A opinião de ...

E a voz dos que não tem voz?

O contributo pessoal não é despiciendo na construção de uma sociedade democrática fundada na promoção da justiça, do bem comum e da dignidade da pessoa, na vida pessoal e familiar e no mundo do trabalho, da educação, da cultura, enfim, nos diversos âmbitos do existir humano.
Atentos aos problemas da vida contemporânea portuguesa, também os cristãos e a Igreja, não relegando para um plano secundário, pelo contrário, a função eminentemente espiritual da proposta cristã, não podem deixar, contudo, de estarem comprometidos com as questões emergentes e outras pungentes da nossa vida social.
A busca de uma espiritualidade conformada a um bem-estar íntimo e intimista, sossegado, em ambiente zen, desligado do mundo, como se se tratasse de um assunto privado, sem as necessárias implicações históricas e sociais que ela tem, não se coaduna com a mensagem radical e inovadora do cristianismo.
Assim, a rarefação da presença e ação de muitas mulheres e muitos homens cristãos na vida pública, dos órgãos políticos e suas decisões, dos grandes areópagos modernos e da generalidade da imprensa, dos tribunais, das universidades e das escolas, das empresas e dos bancos, da literatura, da música, do cinema, do teatro, etc, é um sintoma preocupante na Igreja portuguesa.
Não que se queira desvalorizar o papel de outras pessoas que não são cristãs, mas tão só de afirmar que não se pode ser cristão e não estar comprometido com o desenvolvimento e evolução do país onde se vive, não estar comprometido com a justiça, com a verdade, com a igualdade e, aqui, especialmente, com os mais pobres.
A escolha preferencial pelos sem voz nem vez, pelos mais pobres, remonta ao próprio Jesus Cristo e claramente ressoa nos textos dos primórdios cristãos.
Como resume a 1.ª Carta de São João (1 Jo 4,20): «Se alguém disser: “Eu amo a Deus”, mas não amar o seu irmão, esse é um mentiroso; pois aquele que não ama o seu irmão, a quem vê, não pode amar a Deus, a quem não vê».

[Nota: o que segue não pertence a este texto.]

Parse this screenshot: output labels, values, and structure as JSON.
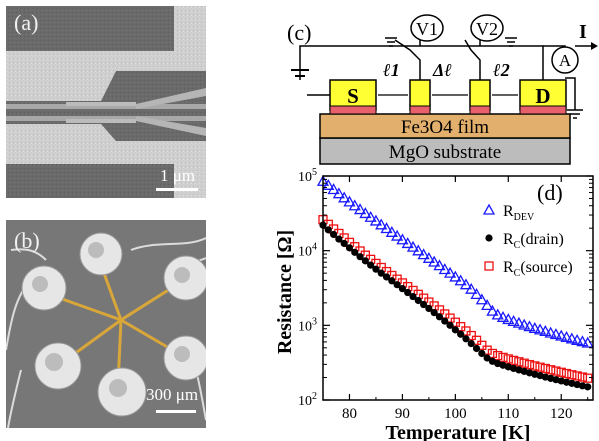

Deste modo entendida, a condição cristã e eclesial é pensar que não há nada a fazer perante a compra da “ética” e da personalidade, a falta de democraticidade, a ausência de apresentação de contas e de avaliação, as teias de interesses instalados, as cunhas e os favorzinhos, os secretismos de decisões que nos afetam a todos em gabinetes bem decorados e em almoços bem regados?
É possível ficar indiferente à indignação com tantos que conseguem fugir à justiça, com excelentes advogados pagos pelos nossos impostos, e outros tantos corruptos, que prejudicam imenso a nossa vida social e que até foram e são eleitos?

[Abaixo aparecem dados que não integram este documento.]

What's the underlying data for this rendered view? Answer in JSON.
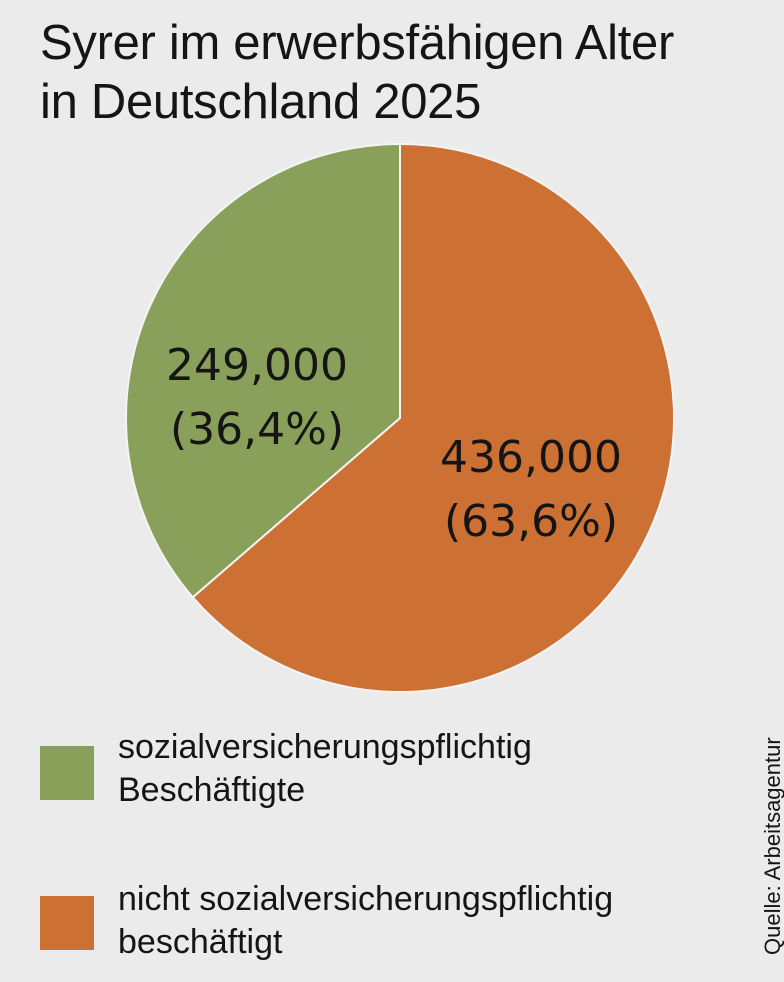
{
  "title": {
    "line1": "Syrer im erwerbsfähigen Alter",
    "line2": "in Deutschland 2025"
  },
  "colors": {
    "background": "#ebebeb",
    "green": "#89a05a",
    "orange": "#cc7033"
  },
  "chart_data": {
    "type": "pie",
    "title": "Syrer im erwerbsfähigen Alter in Deutschland 2025",
    "slices": [
      {
        "value": 249000,
        "percent": 36.4,
        "value_label": "249,000",
        "percent_label": "(36,4%)",
        "legend": [
          "sozialversicherungspflichtig",
          "Beschäftigte"
        ],
        "color": "#89a05a"
      },
      {
        "value": 436000,
        "percent": 63.6,
        "value_label": "436,000",
        "percent_label": "(63,6%)",
        "legend": [
          "nicht sozialversicherungspflichtig",
          "beschäftigt"
        ],
        "color": "#cc7033"
      }
    ],
    "legend_position": "bottom-left"
  },
  "legend": {
    "items": [
      {
        "line1": "sozialversicherungspflichtig",
        "line2": "Beschäftigte",
        "color": "#89a05a"
      },
      {
        "line1": "nicht sozialversicherungspflichtig",
        "line2": "beschäftigt",
        "color": "#cc7033"
      }
    ]
  },
  "source": "Quelle: Arbeitsagentur"
}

O Cristianismo que recebe do Evangelho a sua vitalidade e que não se circunscreve a nenhum partido, tem, no entanto, de ser palavra e ação transformadoras, como fermento colocado na massa, introduzindo em todas as dimensões pessoais e sociais uma tensão de verdade, de justiça, de amor e fraternidade. É esse o seu sonho!

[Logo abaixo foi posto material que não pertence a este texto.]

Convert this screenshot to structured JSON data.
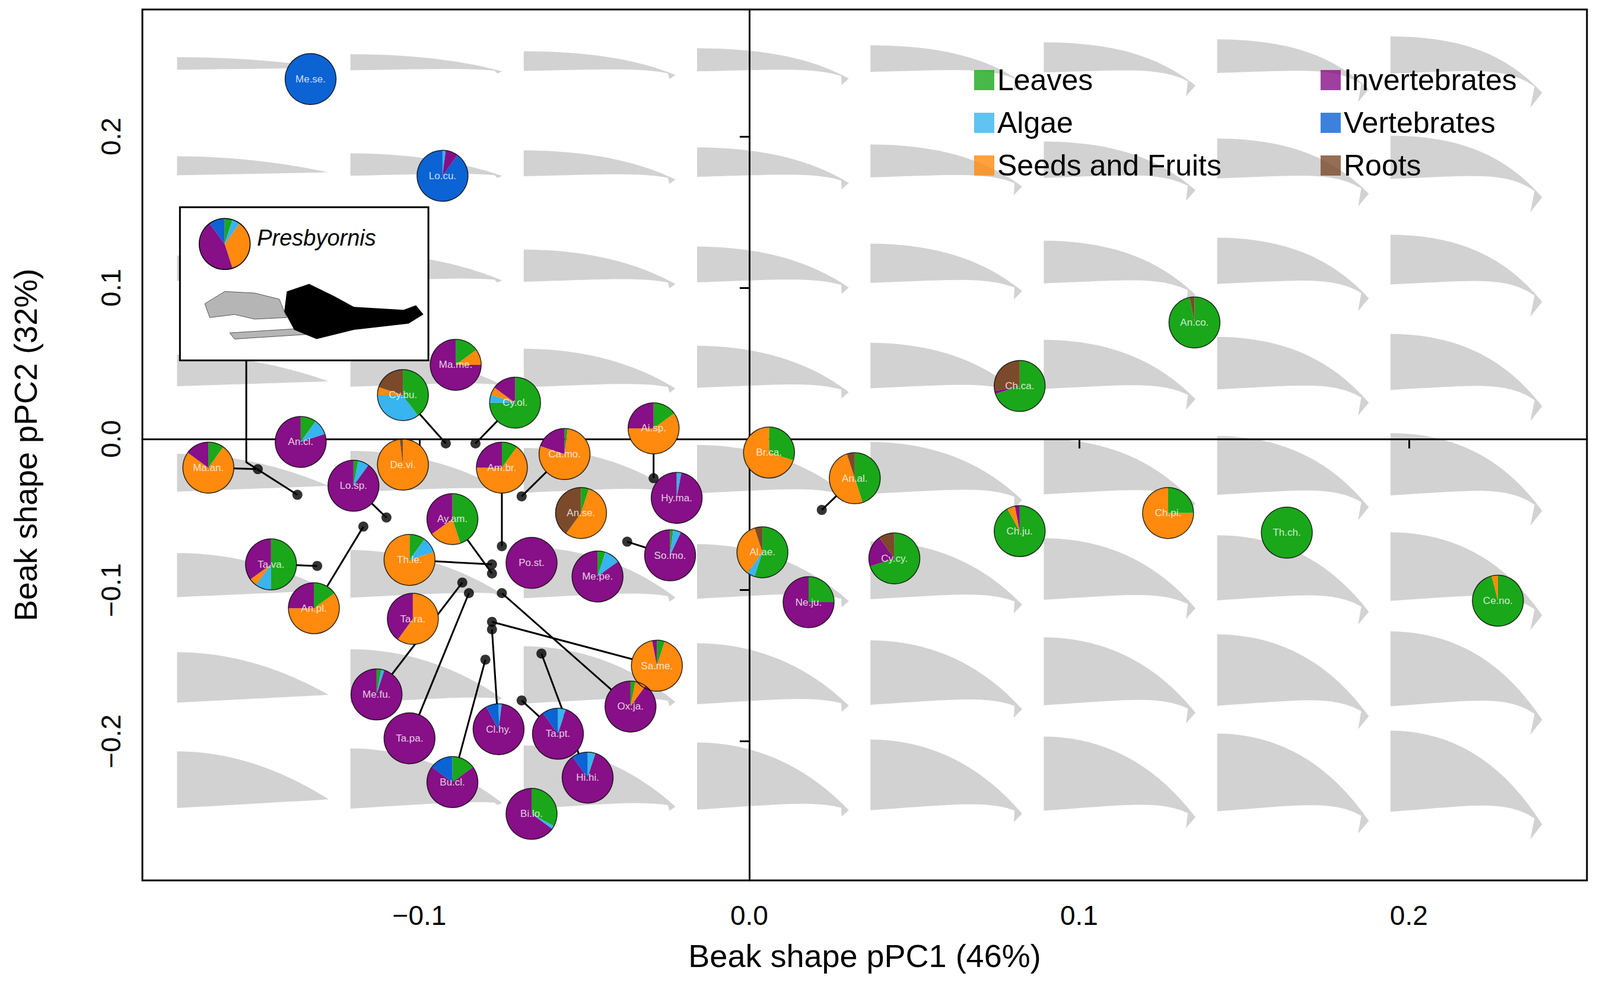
{
  "chart_data": {
    "type": "scatter",
    "x_label": "Beak shape pPC1 (46%)",
    "y_label": "Beak shape pPC2 (32%)",
    "xlim": [
      -0.184,
      0.254
    ],
    "ylim": [
      -0.292,
      0.284
    ],
    "xticks": [
      {
        "value": -0.1,
        "label": "−0.1"
      },
      {
        "value": 0,
        "label": "0.0"
      },
      0.1,
      0.2
    ],
    "yticks": [
      {
        "value": -0.2,
        "label": "−0.2"
      },
      {
        "value": -0.1,
        "label": "−0.1"
      },
      {
        "value": 0,
        "label": "0.0"
      },
      0.1,
      0.2
    ],
    "grid": false,
    "legend": "top right",
    "series": [
      {
        "name": "Leaves",
        "color": "#1aa71a"
      },
      {
        "name": "Algae",
        "color": "#38b4ee"
      },
      {
        "name": "Seeds and Fruits",
        "color": "#ff8a0d"
      },
      {
        "name": "Invertebrates",
        "color": "#870f87"
      },
      {
        "name": "Vertebrates",
        "color": "#0b63d4"
      },
      {
        "name": "Roots",
        "color": "#7b4a2b"
      }
    ],
    "points": [
      {
        "label": "Me.se.",
        "x": -0.133,
        "y": 0.238,
        "values": [
          0,
          0,
          0,
          0,
          100,
          0
        ]
      },
      {
        "label": "Lo.cu.",
        "x": -0.093,
        "y": 0.174,
        "values": [
          0,
          2,
          0,
          8,
          90,
          0
        ]
      },
      {
        "label": "Ma.me.",
        "x": -0.089,
        "y": 0.049,
        "values": [
          15,
          0,
          10,
          75,
          0,
          0
        ]
      },
      {
        "label": "Cy.bu.",
        "x": -0.092,
        "y": -0.003,
        "pie_x": -0.105,
        "pie_y": 0.029,
        "values": [
          40,
          35,
          5,
          0,
          0,
          20
        ]
      },
      {
        "label": "Cy.ol.",
        "x": -0.083,
        "y": -0.003,
        "pie_x": -0.071,
        "pie_y": 0.024,
        "values": [
          75,
          5,
          5,
          15,
          0,
          0
        ]
      },
      {
        "label": "An.cl.",
        "x": -0.136,
        "y": -0.002,
        "values": [
          10,
          10,
          0,
          80,
          0,
          0
        ]
      },
      {
        "label": "Ma.an.",
        "x": -0.149,
        "y": -0.02,
        "pie_x": -0.164,
        "pie_y": -0.019,
        "values": [
          10,
          0,
          75,
          15,
          0,
          0
        ]
      },
      {
        "label": "De.vi.",
        "x": -0.105,
        "y": -0.017,
        "values": [
          0,
          0,
          98,
          0,
          0,
          2
        ]
      },
      {
        "label": "Lo.sp.",
        "x": -0.11,
        "y": -0.052,
        "pie_x": -0.12,
        "pie_y": -0.031,
        "values": [
          3,
          7,
          0,
          90,
          0,
          0
        ]
      },
      {
        "label": "Am.br.",
        "x": -0.075,
        "y": -0.071,
        "pie_x": -0.075,
        "pie_y": -0.019,
        "values": [
          10,
          0,
          65,
          25,
          0,
          0
        ]
      },
      {
        "label": "Ca.mo.",
        "x": -0.069,
        "y": -0.038,
        "pie_x": -0.056,
        "pie_y": -0.01,
        "values": [
          2,
          0,
          78,
          20,
          0,
          0
        ]
      },
      {
        "label": "Ai.sp.",
        "x": -0.029,
        "y": -0.026,
        "pie_x": -0.029,
        "pie_y": 0.007,
        "values": [
          15,
          0,
          60,
          25,
          0,
          0
        ]
      },
      {
        "label": "Hy.ma.",
        "x": -0.022,
        "y": -0.039,
        "values": [
          0,
          3,
          0,
          97,
          0,
          0
        ]
      },
      {
        "label": "An.se.",
        "x": -0.051,
        "y": -0.049,
        "values": [
          5,
          0,
          55,
          0,
          0,
          40
        ]
      },
      {
        "label": "Ay.am.",
        "x": -0.078,
        "y": -0.089,
        "pie_x": -0.09,
        "pie_y": -0.053,
        "values": [
          45,
          0,
          20,
          35,
          0,
          0
        ]
      },
      {
        "label": "So.mo.",
        "x": -0.037,
        "y": -0.068,
        "pie_x": -0.024,
        "pie_y": -0.077,
        "values": [
          2,
          5,
          0,
          93,
          0,
          0
        ]
      },
      {
        "label": "Th.le.",
        "x": -0.078,
        "y": -0.083,
        "pie_x": -0.103,
        "pie_y": -0.08,
        "values": [
          10,
          10,
          80,
          0,
          0,
          0
        ]
      },
      {
        "label": "Po.st.",
        "x": -0.066,
        "y": -0.082,
        "values": [
          0,
          0,
          0,
          100,
          0,
          0
        ]
      },
      {
        "label": "Me.pe.",
        "x": -0.046,
        "y": -0.091,
        "values": [
          5,
          10,
          0,
          85,
          0,
          0
        ]
      },
      {
        "label": "Ta.va.",
        "x": -0.131,
        "y": -0.084,
        "pie_x": -0.145,
        "pie_y": -0.083,
        "values": [
          50,
          10,
          5,
          35,
          0,
          0
        ]
      },
      {
        "label": "An.pl.",
        "x": -0.117,
        "y": -0.058,
        "pie_x": -0.132,
        "pie_y": -0.112,
        "values": [
          15,
          0,
          60,
          25,
          0,
          0
        ]
      },
      {
        "label": "Ta.ra.",
        "x": -0.102,
        "y": -0.119,
        "values": [
          0,
          0,
          60,
          40,
          0,
          0
        ]
      },
      {
        "label": "Me.fu.",
        "x": -0.087,
        "y": -0.095,
        "pie_x": -0.113,
        "pie_y": -0.169,
        "values": [
          3,
          2,
          0,
          95,
          0,
          0
        ]
      },
      {
        "label": "Ta.pa.",
        "x": -0.085,
        "y": -0.102,
        "pie_x": -0.103,
        "pie_y": -0.198,
        "values": [
          0,
          0,
          0,
          100,
          0,
          0
        ]
      },
      {
        "label": "Sa.me.",
        "x": -0.078,
        "y": -0.121,
        "pie_x": -0.028,
        "pie_y": -0.15,
        "values": [
          5,
          0,
          92,
          3,
          0,
          0
        ]
      },
      {
        "label": "Ox.ja.",
        "x": -0.075,
        "y": -0.102,
        "pie_x": -0.036,
        "pie_y": -0.177,
        "values": [
          3,
          0,
          7,
          90,
          0,
          0
        ]
      },
      {
        "label": "Cl.hy.",
        "x": -0.078,
        "y": -0.126,
        "pie_x": -0.076,
        "pie_y": -0.192,
        "values": [
          0,
          2,
          0,
          90,
          8,
          0
        ]
      },
      {
        "label": "Bu.cl.",
        "x": -0.08,
        "y": -0.146,
        "pie_x": -0.09,
        "pie_y": -0.227,
        "values": [
          15,
          0,
          0,
          70,
          15,
          0
        ]
      },
      {
        "label": "Ta.pt.",
        "x": -0.069,
        "y": -0.173,
        "pie_x": -0.058,
        "pie_y": -0.195,
        "values": [
          0,
          5,
          0,
          85,
          10,
          0
        ]
      },
      {
        "label": "Hi.hi.",
        "x": -0.063,
        "y": -0.142,
        "pie_x": -0.049,
        "pie_y": -0.224,
        "values": [
          0,
          5,
          0,
          85,
          10,
          0
        ]
      },
      {
        "label": "Bi.lo.",
        "x": -0.066,
        "y": -0.248,
        "values": [
          33,
          2,
          0,
          65,
          0,
          0
        ]
      },
      {
        "label": "Al.ae.",
        "x": 0.004,
        "y": -0.075,
        "values": [
          55,
          5,
          35,
          0,
          0,
          5
        ]
      },
      {
        "label": "Br.ca.",
        "x": 0.006,
        "y": -0.009,
        "values": [
          30,
          0,
          70,
          0,
          0,
          0
        ]
      },
      {
        "label": "An.al.",
        "x": 0.022,
        "y": -0.047,
        "pie_x": 0.032,
        "pie_y": -0.026,
        "values": [
          45,
          0,
          50,
          0,
          0,
          5
        ]
      },
      {
        "label": "Ne.ju.",
        "x": 0.018,
        "y": -0.108,
        "values": [
          25,
          0,
          0,
          75,
          0,
          0
        ]
      },
      {
        "label": "Cy.cy.",
        "x": 0.044,
        "y": -0.079,
        "values": [
          70,
          0,
          0,
          20,
          0,
          10
        ]
      },
      {
        "label": "Ch.ca.",
        "x": 0.082,
        "y": 0.035,
        "values": [
          70,
          0,
          0,
          2,
          0,
          28
        ]
      },
      {
        "label": "Ch.ju.",
        "x": 0.082,
        "y": -0.061,
        "values": [
          92,
          0,
          5,
          3,
          0,
          0
        ]
      },
      {
        "label": "Ch.pi.",
        "x": 0.127,
        "y": -0.049,
        "values": [
          25,
          0,
          75,
          0,
          0,
          0
        ]
      },
      {
        "label": "An.co.",
        "x": 0.135,
        "y": 0.077,
        "values": [
          97,
          0,
          0,
          0,
          0,
          3
        ]
      },
      {
        "label": "Th.ch.",
        "x": 0.163,
        "y": -0.062,
        "values": [
          100,
          0,
          0,
          0,
          0,
          0
        ]
      },
      {
        "label": "Ce.no.",
        "x": 0.227,
        "y": -0.107,
        "values": [
          96,
          0,
          4,
          0,
          0,
          0
        ]
      }
    ],
    "inset": {
      "label": "Presbyornis",
      "x": -0.137,
      "y": -0.037,
      "values": [
        5,
        5,
        35,
        45,
        10,
        0
      ]
    }
  }
}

O nosso país, tal é a escuridão em que nos temos vindo a deixar mergulhar, está sedento de esperança e de luz, de determinação ética e compromisso, especialmente neste dealbar do fim desta pandemia também necessita que os cristãos e a Igreja também se empenhem e sejam uma ação e uma voz profética, enérgica e vigorosa, reconhecida e autorizada, para as apresentar e as ajudar a tornar realidade.
Como referiu Jürgen Moltmann, num dos mais belos e inabaláveis manifestos à esperança, «o Cristianismo é escatologia; é esperança, visão e orientação para diante, e é também, em si mesmo, abertura e transformação do presente».